Un homme de 39 ans et une femme de 31 ans ont été placés en garde à vue dans la nuit de dimanche à lundi à Woippy, en Moselle, après une intervention du Raid dans leur appartement où vivaient leurs sept enfants dans des conditions d’insalubrité avancée. Selon Franceinfo – Faits divers, les faits remontent à dimanche soir lorsque les forces de l’ordre sont intervenues pour des violences sur la voie publique.

Ce qu'il faut retenir

  • Un couple de 39 et 31 ans interpellé à Woippy (Moselle) dans la nuit de dimanche à lundi.
  • Les policiers ont découvert sept enfants âgés de 1 à 18 ans dans un logement insalubre.
  • Plusieurs enfants présentaient des marques physiques, des tiques ou des puces.
  • L’appartement était infesté de cafards et d’insectes.
  • Les parents sont placés en garde à vue pour violences et soustraction à leurs obligations légales.

Les violences signalées concernaient un père vu en train de traîner par les cheveux sa fille de 18 ans en pleine rue. À l’arrivée des policiers, l’homme s’est retranché dans l’appartement familial et a proféré des menaces, entraînant le déploiement du Raid. L’intervention a duré plusieurs heures avant que le couple ne soit interpellé vers 2 heures du matin. « L’homme a résisté à son arrestation et a menacé les forces de l’ordre », a précisé une source proche du dossier.

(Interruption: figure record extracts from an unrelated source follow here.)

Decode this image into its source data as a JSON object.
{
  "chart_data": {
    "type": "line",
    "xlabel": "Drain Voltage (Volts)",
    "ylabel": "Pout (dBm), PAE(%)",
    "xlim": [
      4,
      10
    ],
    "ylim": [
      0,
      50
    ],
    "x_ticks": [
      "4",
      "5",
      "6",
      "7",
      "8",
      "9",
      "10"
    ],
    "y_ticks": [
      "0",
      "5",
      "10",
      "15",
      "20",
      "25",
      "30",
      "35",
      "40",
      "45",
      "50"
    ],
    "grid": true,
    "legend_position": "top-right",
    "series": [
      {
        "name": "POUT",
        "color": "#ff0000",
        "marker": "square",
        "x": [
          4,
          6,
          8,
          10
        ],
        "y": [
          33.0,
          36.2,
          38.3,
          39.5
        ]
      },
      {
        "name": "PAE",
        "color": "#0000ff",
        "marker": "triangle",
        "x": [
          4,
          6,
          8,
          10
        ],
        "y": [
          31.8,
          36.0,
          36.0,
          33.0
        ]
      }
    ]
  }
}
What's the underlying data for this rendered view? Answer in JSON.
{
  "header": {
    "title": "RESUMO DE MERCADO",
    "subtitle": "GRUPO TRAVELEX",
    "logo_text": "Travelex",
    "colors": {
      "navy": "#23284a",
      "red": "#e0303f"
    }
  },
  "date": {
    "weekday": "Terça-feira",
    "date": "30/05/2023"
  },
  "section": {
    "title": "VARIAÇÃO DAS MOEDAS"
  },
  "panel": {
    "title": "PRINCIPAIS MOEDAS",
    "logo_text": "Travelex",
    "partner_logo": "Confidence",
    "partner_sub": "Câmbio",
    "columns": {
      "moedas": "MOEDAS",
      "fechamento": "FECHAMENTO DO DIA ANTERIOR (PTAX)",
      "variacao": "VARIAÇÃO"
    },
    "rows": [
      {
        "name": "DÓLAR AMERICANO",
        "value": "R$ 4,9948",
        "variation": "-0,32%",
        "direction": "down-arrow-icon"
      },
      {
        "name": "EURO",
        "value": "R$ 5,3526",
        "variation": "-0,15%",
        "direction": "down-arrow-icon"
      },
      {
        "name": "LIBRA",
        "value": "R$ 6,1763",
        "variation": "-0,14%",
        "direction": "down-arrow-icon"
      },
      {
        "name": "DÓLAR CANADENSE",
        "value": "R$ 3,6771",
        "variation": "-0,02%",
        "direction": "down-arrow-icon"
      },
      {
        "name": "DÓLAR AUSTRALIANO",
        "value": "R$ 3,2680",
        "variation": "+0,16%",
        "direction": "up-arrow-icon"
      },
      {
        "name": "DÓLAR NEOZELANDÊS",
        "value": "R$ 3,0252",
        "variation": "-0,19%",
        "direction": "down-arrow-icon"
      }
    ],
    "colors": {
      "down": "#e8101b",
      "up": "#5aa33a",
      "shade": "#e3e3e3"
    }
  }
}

Des conditions de vie extrêmes pour les enfants

À l’intérieur du logement, les enquêteurs ont constaté un état d’insalubrité avancé. Les enfants, dont certains âgés d’à peine un an, présentaient des signes de négligence : tiques et puces dans les cheveux, ainsi que des marques physiques pour certains. Tous ont été hospitalisés pour des examens médicaux. « L’appartement était infesté de cafards et d’autres insectes, avec des traces de nourriture et de déchets accumulés », a expliqué un responsable des secours.

Les sept enfants ont été pris en charge par les services sociaux et placés sous la protection de l’Aide sociale à l’enfance (ASE). Les plus jeunes, âgés de 1 à 10 ans, ont été dirigés vers des structures adaptées, tandis que les adolescents, dont la fille majeure de 18 ans, ont été entendus par les enquêteurs. Aucun détail n’a été communiqué sur leur état de santé, si ce n’est qu’ils subissaient des « examens complets » pour écarter tout risque d’infection ou de carences.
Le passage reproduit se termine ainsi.